Elizabeth B. Bearden
- Associate Professor
- 7147 Helen C. White Hall
- E-mail Elizabeth B. Bearden
- Early modern prose and poetry, Reception of Antiquity, Comparative Literature, formal and philosophical approaches to literary study, Disability Studies
Degrees and Institutions
Ph.D. (2006), Comparative Literature, NYU
A.B. (1998), Comparative Literature, Princeton
Bearden’s first book, The Emblematics of the Self: Ekphrasis and Identity in Renaissance Imitations of Greek Romance, was published by the University of Toronto Press in 2012. She has published articles in PMLA, JEMCS, Ancient Narrative Supplementum, and has work forthcoming in Arizona Journal for Cultural Studies.

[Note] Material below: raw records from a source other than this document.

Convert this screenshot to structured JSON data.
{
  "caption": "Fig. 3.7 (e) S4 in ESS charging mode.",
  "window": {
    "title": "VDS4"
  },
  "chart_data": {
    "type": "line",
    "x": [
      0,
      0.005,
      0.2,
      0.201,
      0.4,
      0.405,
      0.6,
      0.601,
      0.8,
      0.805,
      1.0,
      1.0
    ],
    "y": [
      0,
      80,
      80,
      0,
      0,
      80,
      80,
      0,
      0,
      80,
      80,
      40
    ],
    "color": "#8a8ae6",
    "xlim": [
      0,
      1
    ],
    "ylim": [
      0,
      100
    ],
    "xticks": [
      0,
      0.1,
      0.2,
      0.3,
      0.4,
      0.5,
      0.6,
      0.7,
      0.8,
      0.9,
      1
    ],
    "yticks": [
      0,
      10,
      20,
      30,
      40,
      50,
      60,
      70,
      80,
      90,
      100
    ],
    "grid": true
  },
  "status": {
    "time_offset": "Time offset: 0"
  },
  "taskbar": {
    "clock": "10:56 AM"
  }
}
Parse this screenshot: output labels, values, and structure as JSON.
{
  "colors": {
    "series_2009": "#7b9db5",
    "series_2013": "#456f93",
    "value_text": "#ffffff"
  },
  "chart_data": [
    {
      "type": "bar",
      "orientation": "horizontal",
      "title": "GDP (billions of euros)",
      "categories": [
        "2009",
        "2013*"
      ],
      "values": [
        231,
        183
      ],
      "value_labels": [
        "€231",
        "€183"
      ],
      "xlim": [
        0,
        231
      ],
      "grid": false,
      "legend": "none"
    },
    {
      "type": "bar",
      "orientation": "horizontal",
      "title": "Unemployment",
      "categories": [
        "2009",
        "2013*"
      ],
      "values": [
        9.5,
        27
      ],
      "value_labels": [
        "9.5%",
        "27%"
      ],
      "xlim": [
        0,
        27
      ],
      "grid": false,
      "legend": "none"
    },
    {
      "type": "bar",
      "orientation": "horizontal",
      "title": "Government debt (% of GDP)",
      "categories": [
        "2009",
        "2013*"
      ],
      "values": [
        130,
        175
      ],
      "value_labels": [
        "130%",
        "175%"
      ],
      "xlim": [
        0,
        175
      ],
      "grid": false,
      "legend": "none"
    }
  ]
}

She has also directed a digital humanities project documenting the funeral of Sir Philip Sidney.
Her next book project, titled Monstrous Kindes: Body, Space, and Narrative in Early Modern Literary Representations of Disability, theorizes physical disability in Renaissance conduct books and treatises, travel accounts and plays, the picaresque, wonder books, essays, and early novels. The cross-section of texts is comparative, putting canonical European authors such as Castiglione and Sterne into dialogue with transatlantic and Anglo-Ottoman literary exchange. Its methodology takes a neoformal and philosophical approach to premodern formulations of monstrous bodies, spaces, and narratives, which continue to shape our understandings of disability today.
Research and Teaching Interests
Bearden’s interests include early modern literature; the reception of antiquity; early modern genre debates; hermeneutics; Neolatin, Siglo de Oro and transatlantic literatures; translation studies; travel writing; the history of rhetoric; natural law, the beginnings of international human rights law, and Neostoic cosmopolitanism; the history of science and medicine; digital humanities; as well as theoretical approaches including New Formalism, narratology, New Historicism, visual culture studies, cultural studies, queer and gender studies, and New Philology. Bearden teaches a variety of grad and undergrad classes on early modern literature, rhetoric, the reception of antiquity, poetry and prose, word-image relations, and disability studies. She teaches graduate seminars on the Sidney Circle, Ekphrasis: word and image from antiquity to the Renaissance; Travel Writing, and disability in early modern literature. She also enjoys postmodern novels, science fiction and fantasy, the OuLiPo, cooking, fine wine, tandem cycling, Latin dancing, and Bolero, though she doesn’t claim to have expertise in these categories.
University of Toronto Press
The ancient Greek romances of Achilles Tatius and Heliodorus were widely imitated by early modern writers such as Miguel de Cervantes, Philip Sidney, and Mary Wroth. Like their Greek models, Renaissance romances used ekphrasis, or verbal descriptions of visual representation, as a tool for characterization. The Emblematics of the Self shows how the women, foreigners, and non-Christians of these tales reveal their identities and desires in their responses to the ‘verbal pictures’ of romance.